I sort of have/had the same reaction when I read the paper to be honest, and I'm still trying to understand it myself :-) But the good point is, that makes me interested in the answer to this question; the bad point is my own might or might not contribute partly to the answer.

What I think might be the goal is, a layer learns from the gradients coming backwards from the layer in the front. Ideally those gradients will be teaching the layer to produce useful abstract features, like spiral detectors and so on. However, it may be that somehow the layers in front of and behind this layer are basically pulling this layers outputs up and down globally, shifting them about, rather than pushing it to learn actually useful feature abstractions.

So, maybe what is happening is that the BN layer, which is after the layer, before the activations, handles learning to shift up/down via just two per-output parameters, gamma and beta, meanwhile the layer itself is protected somewhat from these shifts, can concentrate on learning feature abstractions. I'm not entirely convinced this is the 'right' explanation, but seems somewhat plausible?

• Sorry, but I again feel that this answer does not address the question. It is not about general introduction of parameters $\gamma,\beta$ -- it is about having them specifically after a normalization, which seems (I presume it is a misunderstanding on my part) to undo the normalization, making that step pointless. – Mees de Vries Apr 5 '17 at 13:41
• It does undo the normalization, I agree.
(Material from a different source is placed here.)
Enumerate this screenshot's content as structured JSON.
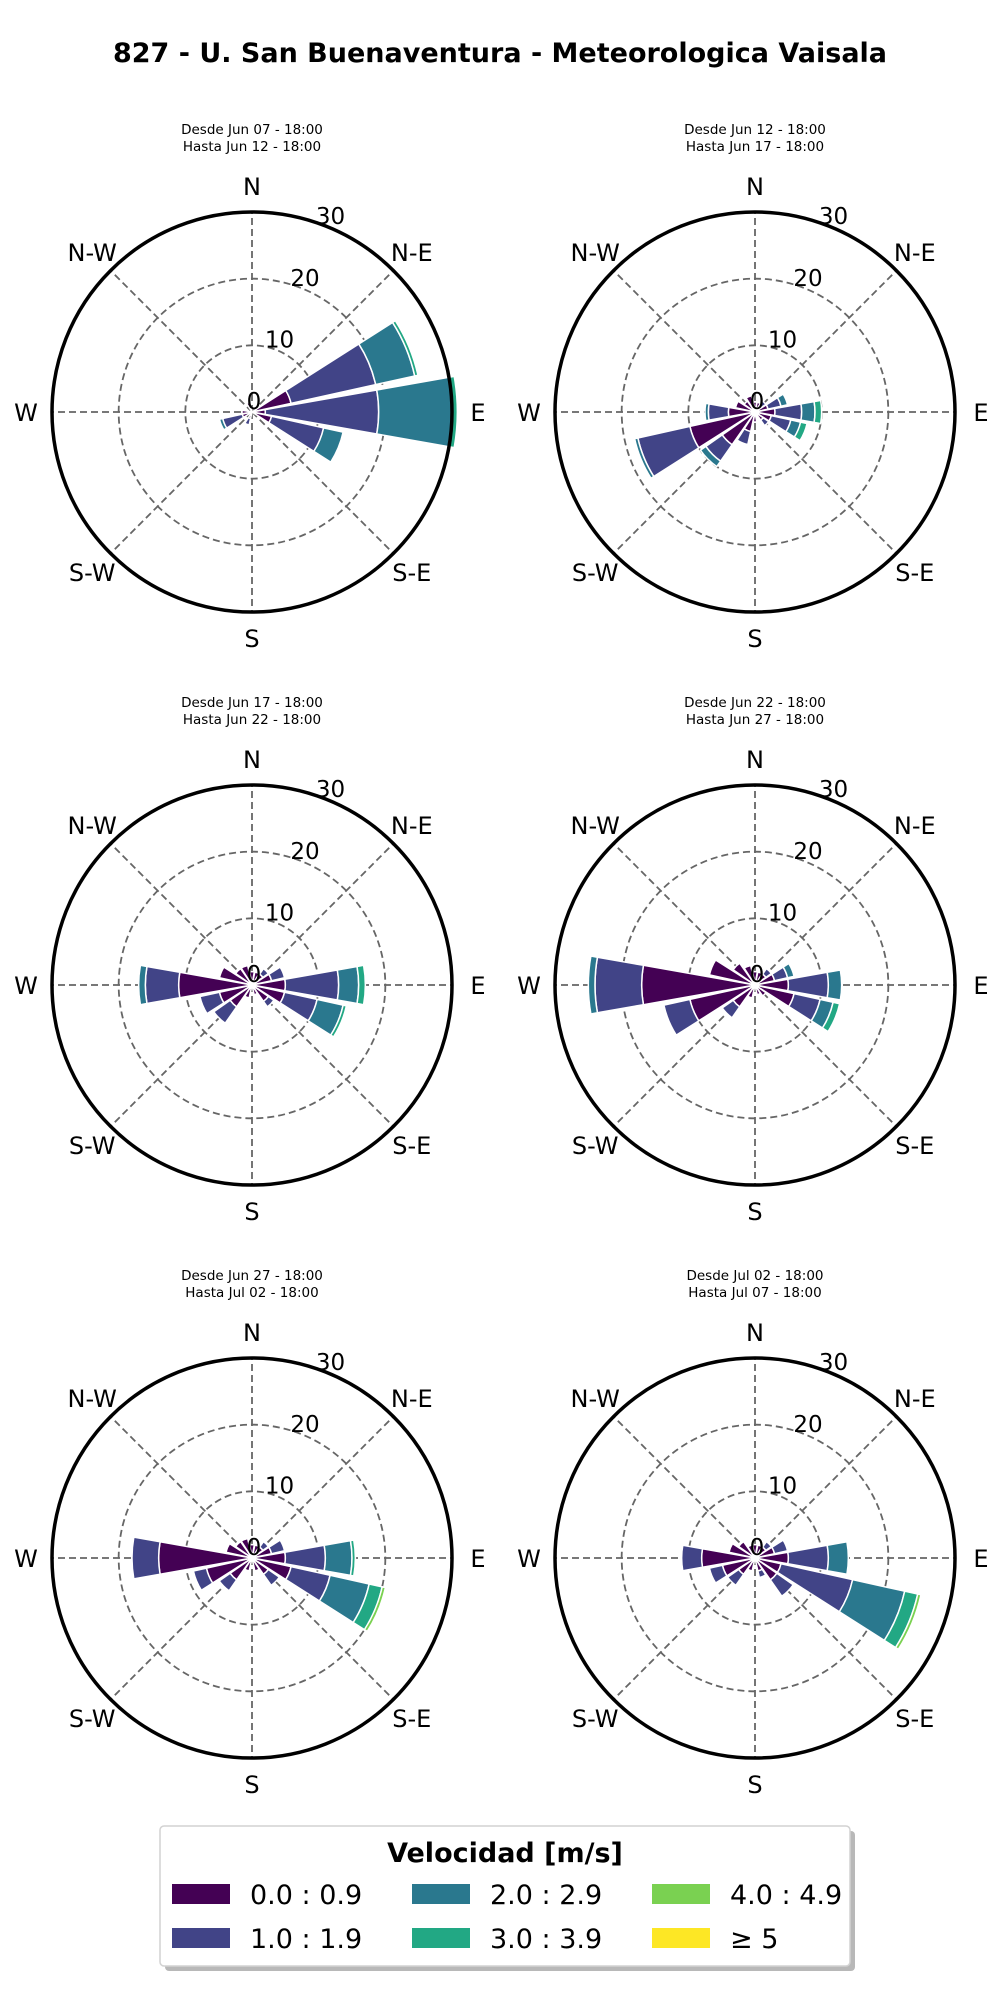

I'm guessing that the goal is it means the layer itself doesnt need to laern them? so the layer can produce outputs in whatever range, it makes no difference, since they will be immediately normalized, and gamma and beta applied. gamma and beta should be relativley simple to learn, compared to shifting the weights of the entire layer? – Hugh Perkins Apr 5 '17 at 14:11

Correct me if I am wrong... The BN normalization values are calculated for each components to normalize the input to a neuron (i.e. elliptic distribution becomes circular). The resulting distribution may be too wide or too narrow and shifted to "activate" well the activation function. To my understanding, the gamma and beta learnt parameters are constants applied to all components (not gamma and beta values per component) learnt, re-scaling and shifting optimally the more circular distribution before applying the activation function. Thus not equivalent to only learn beta and gamma (which is already learnt by backprop in W and b coef) without prior normalization.